Over the past few weeks, community-driven Bitcoin statistics and services provider Coin Dance conducted a survey to analyze the stance of the Bitcoin community on the Bitcoin block size debate. Approximately 64% of Bitcoin users that participated in the survey voted for the increase of the block size limit.
Scaling the Bitcoin network
Since the Bitcoin Roundtable Consensus in Hong Kong held in February 2016, a lot of Bitcoin users, miners, companies, and investors have demanded for the increase of the Bitcoin block size.
Miners and companies that participated in the Hong Kong conference opted to increase the Bitcoin block size by 2MB by the end of July. This agreement was verified and accepted by Bitcoin Core developers, who failed to deliver the hard fork by the agreed time period.
However, as the Bitcoin Core development team began to integrate various innovative scaling solutions like segregated witness, the community seemed to develop more trust in the practical works of the developers, acknowledging their commitment in scaling the Bitcoin network.
Over time, more start ups and miners expressed their support towards the Bitcoin Core development team, complicating the stance of the Bitcoin community in the block size debate.
Learning the opinion of the Bitcoin community
To evaluate where the majority of the Bitcoin community members and users stand in the argument, Coin Dance released their conclusive data on the survey they had conducted.
The official results showed that about 64.28% of the Bitcoin community are in support of the increase in Bitcoin block size. 47.64% of the voters were from /r/btc (pro- hard fork) and 49.79% of the voters came from /r/bitcoin (pro-Bitcoin Core).

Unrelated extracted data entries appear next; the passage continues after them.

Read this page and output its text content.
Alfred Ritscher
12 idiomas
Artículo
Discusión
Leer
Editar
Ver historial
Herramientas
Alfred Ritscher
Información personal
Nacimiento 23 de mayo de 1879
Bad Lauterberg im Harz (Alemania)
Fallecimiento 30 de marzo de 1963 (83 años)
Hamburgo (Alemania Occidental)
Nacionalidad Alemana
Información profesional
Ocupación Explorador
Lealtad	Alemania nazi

While a lot of users complained that the basis of the survey is unidentified and it can’t be used as an actual confirmation to decide where the community currently stands, Coin Dance emphasized that considering the equal distribution of voters between /r/btc and /r/bitcoin, the data collected through the survey is legitimate.
Coin Dance wrote:
“We'd just like to reaffirm that the majority of our users come from /r/bitcoin, not /r/btc. Our goal is to simply provide access to information in a way that's as inclusive as possible, nothing more.”
Size matters, and the bigger the better
In response to the Coin Dance survey and data, Roger Ver tells Cointelegraph:
“Before Bitcoin, I had 15 years of experience scaling enterprise network infrastructure around the world as CEO of MemoryDealers.com, asking how big blocks should become in the future sounds just as silly to me as asking how big hard drives should become, or how fast internet connections should become.”
He further emphasized that there is no technological reason behind maintaining the Bitcoin block size at 1 megabyte.
“All of those things should become as big and as fast as the technology allows. There is no technological reason today that the blocks can’t be much bigger than 1MB. Even Blockstream CEO Adam Back says as much. The current restraints are being imposed solely for social reasons.”
More importantly, Ver agrees that a hard fork should be carried out to evaluate and observe the potential effects a hard fork may bring to the Bitcoin network.
If a hard fork won’t be executed to determine the outcome and its impact on the Bitcoin network, the community will never know if a hard fork will lead to positive or negative effects.